Part III of the Matrimonial and Family Proceedings Act 1984 – a second bite of the cherry?
The reputation of the English courts for attracting “divorce tourism” is not restricted to awards made at the time of the actual divorce. There is legislation (Part III of the Matrimonial and Family Proceedings Act 1984) which allows a party with a sufficient connection to England and Wales to obtain a financial award here after an insufficient award overseas. The mere fact that an English court might have been more generous is not enough to get a financial order under this legislation. It isn’t simply a charter for divorce tourists.
The ability to apply for financial provision in this way fills an important gap, especially in cases where someone has been left in substantial hardship by the (lack of) award from a foreign court or if there are legal reasons why it court could not deal with a major asset such as a pension located here.
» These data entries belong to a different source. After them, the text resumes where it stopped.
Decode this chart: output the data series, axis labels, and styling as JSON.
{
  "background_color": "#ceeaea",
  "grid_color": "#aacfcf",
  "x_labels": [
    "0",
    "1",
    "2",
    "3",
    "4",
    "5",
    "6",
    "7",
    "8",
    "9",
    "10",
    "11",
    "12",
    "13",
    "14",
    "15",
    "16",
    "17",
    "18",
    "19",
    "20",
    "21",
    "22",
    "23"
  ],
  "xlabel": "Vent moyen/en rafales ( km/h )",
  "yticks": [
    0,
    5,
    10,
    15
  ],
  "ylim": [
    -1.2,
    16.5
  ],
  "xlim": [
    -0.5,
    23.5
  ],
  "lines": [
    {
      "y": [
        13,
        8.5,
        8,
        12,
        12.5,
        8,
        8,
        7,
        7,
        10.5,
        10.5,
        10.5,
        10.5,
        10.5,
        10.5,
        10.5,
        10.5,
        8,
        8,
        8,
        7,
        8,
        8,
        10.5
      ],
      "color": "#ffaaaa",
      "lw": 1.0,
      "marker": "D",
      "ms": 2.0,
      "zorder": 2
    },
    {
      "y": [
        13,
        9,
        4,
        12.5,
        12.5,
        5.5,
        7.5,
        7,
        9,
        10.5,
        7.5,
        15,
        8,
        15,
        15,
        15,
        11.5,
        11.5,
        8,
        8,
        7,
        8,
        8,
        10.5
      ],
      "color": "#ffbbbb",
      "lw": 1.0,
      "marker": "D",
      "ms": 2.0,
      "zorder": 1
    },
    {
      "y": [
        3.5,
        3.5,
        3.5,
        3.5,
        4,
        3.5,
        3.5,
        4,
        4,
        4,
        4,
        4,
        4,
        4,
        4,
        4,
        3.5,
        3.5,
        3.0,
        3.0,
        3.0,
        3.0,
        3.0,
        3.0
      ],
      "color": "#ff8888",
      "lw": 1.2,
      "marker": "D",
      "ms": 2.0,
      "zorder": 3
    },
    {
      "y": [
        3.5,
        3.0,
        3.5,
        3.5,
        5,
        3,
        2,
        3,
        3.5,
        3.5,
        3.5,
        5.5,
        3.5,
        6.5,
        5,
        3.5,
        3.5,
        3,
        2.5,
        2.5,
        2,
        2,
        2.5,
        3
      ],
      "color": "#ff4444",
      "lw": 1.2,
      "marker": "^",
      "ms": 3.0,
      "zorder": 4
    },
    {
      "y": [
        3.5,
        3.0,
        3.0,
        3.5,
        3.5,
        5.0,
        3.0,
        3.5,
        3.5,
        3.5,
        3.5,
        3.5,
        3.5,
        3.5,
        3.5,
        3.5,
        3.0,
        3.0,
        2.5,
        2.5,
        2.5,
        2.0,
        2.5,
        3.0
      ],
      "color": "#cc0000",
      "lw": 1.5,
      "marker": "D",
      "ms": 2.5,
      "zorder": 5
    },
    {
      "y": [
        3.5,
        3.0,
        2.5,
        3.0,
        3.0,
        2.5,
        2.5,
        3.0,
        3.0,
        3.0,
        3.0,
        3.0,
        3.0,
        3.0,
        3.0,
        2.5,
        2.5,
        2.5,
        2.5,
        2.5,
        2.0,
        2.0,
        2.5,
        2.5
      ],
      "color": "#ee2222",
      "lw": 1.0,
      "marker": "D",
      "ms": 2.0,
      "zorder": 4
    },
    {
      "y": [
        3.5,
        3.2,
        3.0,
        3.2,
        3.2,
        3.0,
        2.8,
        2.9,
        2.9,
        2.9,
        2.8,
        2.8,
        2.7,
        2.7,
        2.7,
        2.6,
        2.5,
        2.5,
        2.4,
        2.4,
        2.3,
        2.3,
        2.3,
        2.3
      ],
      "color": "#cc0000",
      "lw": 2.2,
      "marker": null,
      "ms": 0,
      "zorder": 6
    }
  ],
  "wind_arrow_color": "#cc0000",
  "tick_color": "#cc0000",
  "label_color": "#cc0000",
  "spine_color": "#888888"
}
Nevertheless, there is potential for parties to see how their divorce pans out and, if it doesn’t go well, set up home in England and seek a “top-up” award.
Potanin v Potanina – a bad day for divorce tourism?
“Divorce tourists” were arguably dealt a blow this month by the case of Potanin v Potanina. Natalia Potenina is the ex-wife of a Russian oligarch worth in the region of $20bn. Russian divorce law – judged to have been “properly applied” in this case – was only able to calculate her divorce settlement on the basis of the couple’s personal assets, therefore excluding assets held on trust or in the names of third parties. The exact size of her award was an area of disagreement due to currency fluctuations over time and other disputes but it was in the range of $41.5m to $84m: a fortune by any reckoning but a long way short of what might have been awarded by a court in England.
Ms Potanina obtained an investor visa and bought a house in London in 2014 and stated that she had lived permanently in London since “at least the beginning of 2017”. She applied to the court for leave (permission) to make a Part III application for provision after a foreign divorce. Leave was initially granted but challenged once Mr Potanin received notification of the decision.
The court found that there were significant matters of law and fact that had been misrepresented to the court, either by omission or deliberately, when the wife’s application was first made. Cases of this type can often be extremely technical and there can be very complex arguments around the interplay between the circumstances of the original award, the strength of the connection with this country and the location and type of available assets.
Highly significant was the court’s finding that the wife “had no significant, if any, connection [with England Wales] during the marriage.” In fact, “her first contact with England after the marital breakdown appears to have been to obtain advice from London divorce lawyers.” The husband’s lawyers argued that if this case were allowed to proceed, “there is effectively no limit to divorce tourism”. Once the court had all the available information, it found against the wife and prevented her from applying for financial provision, even though she was, by the time of the hearing, habitually resident here.
There were some really important principles stated by the judge:
“…it is not the job of the English courts to correct what might be thought to be the deficiencies of the legal systems of another country…It would be arrogant for this court to assume that England and Wales is the sole arbiter of fairness.”
I understand that the wife is appealing the decision and so this may not be the last we hear of this case. However, the decision shows that the court is prepared to take a robust approach and will not make an order just because things might have been different if the divorce had been granted here.